There's also a source file HomeController.java

package com.luv2code.springdemo.mvc;

import org.springframework.stereotype.Controller;
import org.springframework.web.bind.annotation.RequestMapping;

@Controller
public class HomeController {
    @RequestMapping("/")
    public String showPage()
    {
        return "main-menu";
    }
}

and a main-menu.JSP file in the WEB-INF\view location.

UPD: I tried moving the war to webapps, the corresponding folder appeared automatically. Now the requested resource message is gone, but the 404 is still there.
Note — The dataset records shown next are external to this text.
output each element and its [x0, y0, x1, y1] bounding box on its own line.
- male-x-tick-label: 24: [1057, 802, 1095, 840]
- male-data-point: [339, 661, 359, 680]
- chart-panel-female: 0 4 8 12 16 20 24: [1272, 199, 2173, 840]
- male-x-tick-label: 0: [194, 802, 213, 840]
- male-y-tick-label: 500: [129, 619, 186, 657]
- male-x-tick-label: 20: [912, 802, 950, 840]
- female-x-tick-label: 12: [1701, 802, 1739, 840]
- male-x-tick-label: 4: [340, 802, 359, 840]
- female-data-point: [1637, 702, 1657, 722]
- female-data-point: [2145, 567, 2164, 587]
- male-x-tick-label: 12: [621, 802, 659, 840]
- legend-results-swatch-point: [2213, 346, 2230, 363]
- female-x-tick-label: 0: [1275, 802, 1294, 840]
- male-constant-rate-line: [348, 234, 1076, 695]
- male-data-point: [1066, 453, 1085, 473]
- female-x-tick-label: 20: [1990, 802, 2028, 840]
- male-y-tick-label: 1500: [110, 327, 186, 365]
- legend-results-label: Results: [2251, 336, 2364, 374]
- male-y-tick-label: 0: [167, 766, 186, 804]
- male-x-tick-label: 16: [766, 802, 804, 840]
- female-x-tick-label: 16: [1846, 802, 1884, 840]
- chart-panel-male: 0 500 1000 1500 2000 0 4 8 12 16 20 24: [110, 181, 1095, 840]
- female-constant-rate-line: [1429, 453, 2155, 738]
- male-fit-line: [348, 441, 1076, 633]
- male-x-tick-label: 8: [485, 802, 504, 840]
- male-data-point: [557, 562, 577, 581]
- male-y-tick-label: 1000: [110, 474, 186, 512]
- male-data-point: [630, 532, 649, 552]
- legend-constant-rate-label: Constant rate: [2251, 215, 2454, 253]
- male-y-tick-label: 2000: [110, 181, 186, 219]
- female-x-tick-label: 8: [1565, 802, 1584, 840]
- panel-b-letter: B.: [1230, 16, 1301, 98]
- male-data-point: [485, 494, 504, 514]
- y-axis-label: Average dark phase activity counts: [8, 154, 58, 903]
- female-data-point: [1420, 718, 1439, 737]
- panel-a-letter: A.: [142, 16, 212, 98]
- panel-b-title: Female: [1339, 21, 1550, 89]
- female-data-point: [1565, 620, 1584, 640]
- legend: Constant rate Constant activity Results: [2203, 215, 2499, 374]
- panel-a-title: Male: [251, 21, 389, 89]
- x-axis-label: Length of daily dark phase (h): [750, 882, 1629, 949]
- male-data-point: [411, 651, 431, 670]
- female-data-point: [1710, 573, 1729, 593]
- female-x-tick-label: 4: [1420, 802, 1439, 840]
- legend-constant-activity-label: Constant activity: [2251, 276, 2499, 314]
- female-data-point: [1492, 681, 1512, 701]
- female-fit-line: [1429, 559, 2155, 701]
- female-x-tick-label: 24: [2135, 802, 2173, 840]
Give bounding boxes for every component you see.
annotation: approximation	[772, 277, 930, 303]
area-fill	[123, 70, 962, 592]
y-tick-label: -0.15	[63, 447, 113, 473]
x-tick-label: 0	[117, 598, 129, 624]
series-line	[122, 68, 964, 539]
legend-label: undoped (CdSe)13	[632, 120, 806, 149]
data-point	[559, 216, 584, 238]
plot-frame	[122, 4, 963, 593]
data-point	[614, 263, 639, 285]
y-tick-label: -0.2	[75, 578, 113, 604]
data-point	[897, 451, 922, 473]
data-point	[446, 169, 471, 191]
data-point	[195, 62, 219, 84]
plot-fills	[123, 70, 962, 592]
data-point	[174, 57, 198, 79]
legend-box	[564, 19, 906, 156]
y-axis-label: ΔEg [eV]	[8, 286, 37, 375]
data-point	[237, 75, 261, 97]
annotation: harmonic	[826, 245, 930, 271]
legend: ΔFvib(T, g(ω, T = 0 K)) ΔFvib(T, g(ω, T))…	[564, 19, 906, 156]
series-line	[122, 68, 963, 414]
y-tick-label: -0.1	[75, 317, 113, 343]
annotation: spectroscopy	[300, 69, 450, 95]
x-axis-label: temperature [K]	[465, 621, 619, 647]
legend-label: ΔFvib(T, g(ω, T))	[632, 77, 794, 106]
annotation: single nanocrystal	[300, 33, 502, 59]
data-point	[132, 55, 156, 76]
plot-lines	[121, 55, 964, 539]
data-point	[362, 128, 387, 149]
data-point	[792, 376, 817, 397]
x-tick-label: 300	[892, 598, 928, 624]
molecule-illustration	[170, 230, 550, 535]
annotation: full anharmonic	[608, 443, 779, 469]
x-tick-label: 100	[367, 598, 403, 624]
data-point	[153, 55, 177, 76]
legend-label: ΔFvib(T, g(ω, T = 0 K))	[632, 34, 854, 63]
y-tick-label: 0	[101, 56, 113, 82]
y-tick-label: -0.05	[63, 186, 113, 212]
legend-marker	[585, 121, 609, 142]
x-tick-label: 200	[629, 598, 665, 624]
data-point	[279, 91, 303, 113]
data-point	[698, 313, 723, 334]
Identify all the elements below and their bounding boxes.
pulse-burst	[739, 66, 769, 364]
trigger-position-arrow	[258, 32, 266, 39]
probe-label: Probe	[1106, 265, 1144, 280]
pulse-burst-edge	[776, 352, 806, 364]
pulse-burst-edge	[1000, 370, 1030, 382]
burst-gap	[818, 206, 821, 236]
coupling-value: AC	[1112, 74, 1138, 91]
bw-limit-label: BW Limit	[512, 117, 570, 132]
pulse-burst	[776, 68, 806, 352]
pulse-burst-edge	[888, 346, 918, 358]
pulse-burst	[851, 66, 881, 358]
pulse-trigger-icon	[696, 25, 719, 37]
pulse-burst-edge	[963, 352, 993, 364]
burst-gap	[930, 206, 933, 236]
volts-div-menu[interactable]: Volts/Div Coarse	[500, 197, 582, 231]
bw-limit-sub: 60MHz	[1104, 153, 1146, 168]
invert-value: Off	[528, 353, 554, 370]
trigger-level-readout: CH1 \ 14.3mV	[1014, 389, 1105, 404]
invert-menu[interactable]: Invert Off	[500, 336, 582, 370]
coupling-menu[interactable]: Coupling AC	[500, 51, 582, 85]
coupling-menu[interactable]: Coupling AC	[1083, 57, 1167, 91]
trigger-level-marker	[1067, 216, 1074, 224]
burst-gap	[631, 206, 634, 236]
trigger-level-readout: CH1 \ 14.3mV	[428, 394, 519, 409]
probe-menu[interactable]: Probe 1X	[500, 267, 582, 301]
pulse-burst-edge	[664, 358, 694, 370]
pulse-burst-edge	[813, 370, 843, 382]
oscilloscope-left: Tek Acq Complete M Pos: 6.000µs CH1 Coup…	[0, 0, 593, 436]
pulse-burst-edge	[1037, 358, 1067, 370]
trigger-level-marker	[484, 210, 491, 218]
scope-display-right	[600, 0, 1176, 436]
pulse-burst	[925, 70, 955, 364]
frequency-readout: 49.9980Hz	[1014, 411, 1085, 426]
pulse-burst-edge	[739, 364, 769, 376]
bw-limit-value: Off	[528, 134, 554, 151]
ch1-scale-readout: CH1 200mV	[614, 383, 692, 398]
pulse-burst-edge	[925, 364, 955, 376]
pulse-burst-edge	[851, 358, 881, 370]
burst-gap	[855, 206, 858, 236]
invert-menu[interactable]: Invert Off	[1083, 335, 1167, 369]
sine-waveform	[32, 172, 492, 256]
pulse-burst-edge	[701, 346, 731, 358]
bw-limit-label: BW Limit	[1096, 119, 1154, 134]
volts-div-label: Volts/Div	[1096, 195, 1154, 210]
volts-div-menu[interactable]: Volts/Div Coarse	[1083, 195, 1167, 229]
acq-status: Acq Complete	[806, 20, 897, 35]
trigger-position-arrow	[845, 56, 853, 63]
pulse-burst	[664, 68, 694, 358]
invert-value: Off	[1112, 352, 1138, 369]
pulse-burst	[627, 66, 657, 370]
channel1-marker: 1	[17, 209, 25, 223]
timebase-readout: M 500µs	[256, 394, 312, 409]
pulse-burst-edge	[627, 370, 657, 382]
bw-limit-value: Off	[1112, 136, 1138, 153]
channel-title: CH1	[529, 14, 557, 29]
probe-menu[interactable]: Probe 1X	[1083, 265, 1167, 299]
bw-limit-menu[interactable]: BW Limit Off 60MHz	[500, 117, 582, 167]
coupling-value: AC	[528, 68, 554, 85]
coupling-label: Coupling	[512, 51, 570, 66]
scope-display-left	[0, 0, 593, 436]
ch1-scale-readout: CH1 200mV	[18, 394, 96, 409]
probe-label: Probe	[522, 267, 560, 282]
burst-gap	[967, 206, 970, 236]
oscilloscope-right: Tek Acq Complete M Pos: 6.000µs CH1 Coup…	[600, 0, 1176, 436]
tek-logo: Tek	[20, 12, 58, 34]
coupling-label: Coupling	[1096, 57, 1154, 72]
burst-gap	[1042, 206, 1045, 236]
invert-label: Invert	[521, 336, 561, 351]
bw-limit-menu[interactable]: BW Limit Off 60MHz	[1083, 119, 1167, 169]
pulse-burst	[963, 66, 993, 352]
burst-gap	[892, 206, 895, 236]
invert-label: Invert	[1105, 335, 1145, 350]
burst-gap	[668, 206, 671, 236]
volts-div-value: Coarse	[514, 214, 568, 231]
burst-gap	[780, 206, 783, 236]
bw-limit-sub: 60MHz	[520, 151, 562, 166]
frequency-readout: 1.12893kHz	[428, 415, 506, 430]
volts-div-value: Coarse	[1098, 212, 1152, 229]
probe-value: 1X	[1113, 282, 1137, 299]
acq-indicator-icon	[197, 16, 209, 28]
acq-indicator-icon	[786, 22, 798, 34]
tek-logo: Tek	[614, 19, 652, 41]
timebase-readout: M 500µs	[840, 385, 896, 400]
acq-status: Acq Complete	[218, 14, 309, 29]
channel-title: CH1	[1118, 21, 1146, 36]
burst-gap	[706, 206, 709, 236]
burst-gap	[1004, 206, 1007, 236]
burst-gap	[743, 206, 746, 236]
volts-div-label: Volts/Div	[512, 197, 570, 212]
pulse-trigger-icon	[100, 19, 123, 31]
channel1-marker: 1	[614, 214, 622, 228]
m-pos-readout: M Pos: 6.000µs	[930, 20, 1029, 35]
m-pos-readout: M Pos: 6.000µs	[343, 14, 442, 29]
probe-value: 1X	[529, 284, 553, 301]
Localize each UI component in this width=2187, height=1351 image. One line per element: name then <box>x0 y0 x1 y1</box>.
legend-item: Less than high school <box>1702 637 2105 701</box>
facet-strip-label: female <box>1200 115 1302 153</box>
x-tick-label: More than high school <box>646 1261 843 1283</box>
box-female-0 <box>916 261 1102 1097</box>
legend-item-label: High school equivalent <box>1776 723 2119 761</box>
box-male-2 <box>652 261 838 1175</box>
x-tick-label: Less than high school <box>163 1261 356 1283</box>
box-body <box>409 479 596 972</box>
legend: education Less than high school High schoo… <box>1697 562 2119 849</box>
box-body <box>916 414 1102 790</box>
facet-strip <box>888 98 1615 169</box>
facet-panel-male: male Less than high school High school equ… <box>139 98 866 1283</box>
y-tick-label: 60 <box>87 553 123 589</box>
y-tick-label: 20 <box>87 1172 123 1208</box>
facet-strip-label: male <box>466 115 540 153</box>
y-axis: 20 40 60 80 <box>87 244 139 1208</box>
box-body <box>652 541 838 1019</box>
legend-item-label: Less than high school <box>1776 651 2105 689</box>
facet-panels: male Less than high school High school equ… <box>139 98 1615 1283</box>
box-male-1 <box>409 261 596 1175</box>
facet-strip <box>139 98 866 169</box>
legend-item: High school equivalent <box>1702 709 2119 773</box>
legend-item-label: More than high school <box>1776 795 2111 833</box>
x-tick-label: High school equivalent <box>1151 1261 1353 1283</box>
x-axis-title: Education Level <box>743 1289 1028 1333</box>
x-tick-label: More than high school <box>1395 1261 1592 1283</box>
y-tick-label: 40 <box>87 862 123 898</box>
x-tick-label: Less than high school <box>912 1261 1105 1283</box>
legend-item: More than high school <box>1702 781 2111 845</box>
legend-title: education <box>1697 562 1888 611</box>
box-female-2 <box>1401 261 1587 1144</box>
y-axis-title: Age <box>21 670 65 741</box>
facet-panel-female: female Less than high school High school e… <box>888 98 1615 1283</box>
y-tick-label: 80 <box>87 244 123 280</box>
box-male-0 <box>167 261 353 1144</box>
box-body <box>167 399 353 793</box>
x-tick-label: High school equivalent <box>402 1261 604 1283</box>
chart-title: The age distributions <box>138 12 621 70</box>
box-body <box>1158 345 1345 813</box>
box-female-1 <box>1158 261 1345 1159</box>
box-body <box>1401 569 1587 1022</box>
UPD: There are actually two controllers in the app and when I add /hello/showForm to the url, the appropriate page shows up, so there's something wrong with the main page only. The second controller code is: HelloWorldController.java

@Controller
@RequestMapping("/hello")
public class HelloWorldController {
    @RequestMapping("/showForm")
    public String showForm()
    {
        return "helloworld-form";
    }
    @RequestMapping("/processForm")
    public String processForm()
    {
        return "helloworld";
    }
    ...
}

And there is helloworld-form.jsp in the view folder.

4
  • If you're learning Spring, discard whatever tutorial this is; essentially all of this setup is obsolete. Use Spring Boot with Thymeleaf; it's simpler and more reliable, and you can generate a standalone project in one minute, no Tomcat required. Commented Aug 21, 2021 at 18:38
  • Yes, I'm learning Spring, but I'm not willing to discard this tutorial, because I'm certain it is useful. Also I am curious about why this is happening. Commented Aug 21, 2021 at 18:58
  • You are not using Tomcat 10 by any chance? Commented Aug 21, 2021 at 20:02
  • Nope. It's 9.0.52. Commented Aug 21, 2021 at 20:24

1 Answer 1

1

The issue is resolved. There was a default index.html file in the webapp directory created by NetBeans. When I deleted that file, the request mapping worked and my index page showed up.